Things always seem to creep in- intentional or otherwise. Initially awakened by my almost two year old in a soaked diaper, I changed him and let him cuddle back to sleep between my husband and I, at 3:30 this morning.
Do you have those moments where you know yourself incredibly well and recognize the path before you prior to even taking it? I knew there was a very slim chance I would fall back to sleep. Anything after 3 am is hit or miss on additional sleep. I attempted for about forty minutes and begrudgingly hoisted my pregnant belly out of bed and tip-toed out the door with socks and pants in hand.

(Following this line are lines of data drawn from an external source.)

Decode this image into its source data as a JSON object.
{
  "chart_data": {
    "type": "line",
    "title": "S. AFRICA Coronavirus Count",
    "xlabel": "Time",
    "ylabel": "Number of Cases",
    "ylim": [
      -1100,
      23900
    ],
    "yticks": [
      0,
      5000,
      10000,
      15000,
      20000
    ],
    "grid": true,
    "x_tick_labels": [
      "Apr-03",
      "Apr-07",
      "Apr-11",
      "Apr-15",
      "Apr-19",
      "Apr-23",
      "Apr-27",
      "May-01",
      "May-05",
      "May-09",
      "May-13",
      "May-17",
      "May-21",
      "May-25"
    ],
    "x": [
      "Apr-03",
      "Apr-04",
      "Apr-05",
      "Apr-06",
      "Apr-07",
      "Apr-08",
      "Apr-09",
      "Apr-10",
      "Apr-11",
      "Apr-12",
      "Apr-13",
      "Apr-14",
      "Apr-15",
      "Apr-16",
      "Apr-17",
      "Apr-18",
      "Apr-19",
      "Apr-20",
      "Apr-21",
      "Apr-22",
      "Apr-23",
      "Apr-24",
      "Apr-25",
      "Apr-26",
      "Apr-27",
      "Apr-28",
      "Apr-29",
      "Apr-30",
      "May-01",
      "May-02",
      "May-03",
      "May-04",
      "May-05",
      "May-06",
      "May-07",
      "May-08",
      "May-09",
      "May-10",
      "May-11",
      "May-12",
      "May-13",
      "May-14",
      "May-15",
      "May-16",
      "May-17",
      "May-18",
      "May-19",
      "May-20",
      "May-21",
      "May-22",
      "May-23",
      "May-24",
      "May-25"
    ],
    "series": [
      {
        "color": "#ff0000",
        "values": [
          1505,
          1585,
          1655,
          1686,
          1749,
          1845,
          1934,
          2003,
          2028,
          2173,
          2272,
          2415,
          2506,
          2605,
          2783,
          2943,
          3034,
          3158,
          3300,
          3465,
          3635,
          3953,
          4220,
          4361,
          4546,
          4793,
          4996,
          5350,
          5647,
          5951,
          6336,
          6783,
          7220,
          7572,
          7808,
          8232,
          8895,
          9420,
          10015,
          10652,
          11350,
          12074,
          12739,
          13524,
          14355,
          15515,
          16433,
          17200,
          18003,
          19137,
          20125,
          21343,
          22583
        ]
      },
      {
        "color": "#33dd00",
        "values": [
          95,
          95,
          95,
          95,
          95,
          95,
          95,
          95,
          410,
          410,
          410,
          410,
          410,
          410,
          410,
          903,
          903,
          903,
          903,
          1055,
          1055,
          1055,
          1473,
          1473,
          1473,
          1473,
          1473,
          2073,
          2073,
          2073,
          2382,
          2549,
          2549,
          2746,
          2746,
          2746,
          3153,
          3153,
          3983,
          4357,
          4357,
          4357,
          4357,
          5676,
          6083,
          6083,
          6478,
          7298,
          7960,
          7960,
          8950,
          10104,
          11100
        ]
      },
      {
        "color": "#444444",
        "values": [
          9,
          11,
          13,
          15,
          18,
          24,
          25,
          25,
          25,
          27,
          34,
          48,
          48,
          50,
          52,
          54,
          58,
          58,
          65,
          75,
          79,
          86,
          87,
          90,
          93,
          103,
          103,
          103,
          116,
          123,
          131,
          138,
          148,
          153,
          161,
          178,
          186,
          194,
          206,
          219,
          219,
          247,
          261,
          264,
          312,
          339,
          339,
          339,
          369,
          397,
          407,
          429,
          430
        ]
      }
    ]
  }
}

Sitting at the large island in my kitchen overlooking a black backyard, I turned on the little glow lights we have on a shelf and made a cup of Traverse City Lavender Early Grey tea.
My mind begins to wander to my list of things for the day (including grocery shopping), and I adamantly place a "shh" finger on the mouthpiece of my mind and beg a moment's silence before little feet come flying down the stair in anticipation of oatmeal and the day's givings.
None of these small details individually hold any importance. Random habits of a very pregnant woman in the midst of motherhood. Collectively, there's a mental health component I have completely forgotten existed in the stillness of the morning.
Take a moment for your mind this morning. The smells are fresher and the air is quieter. All in all, it's good for the soul.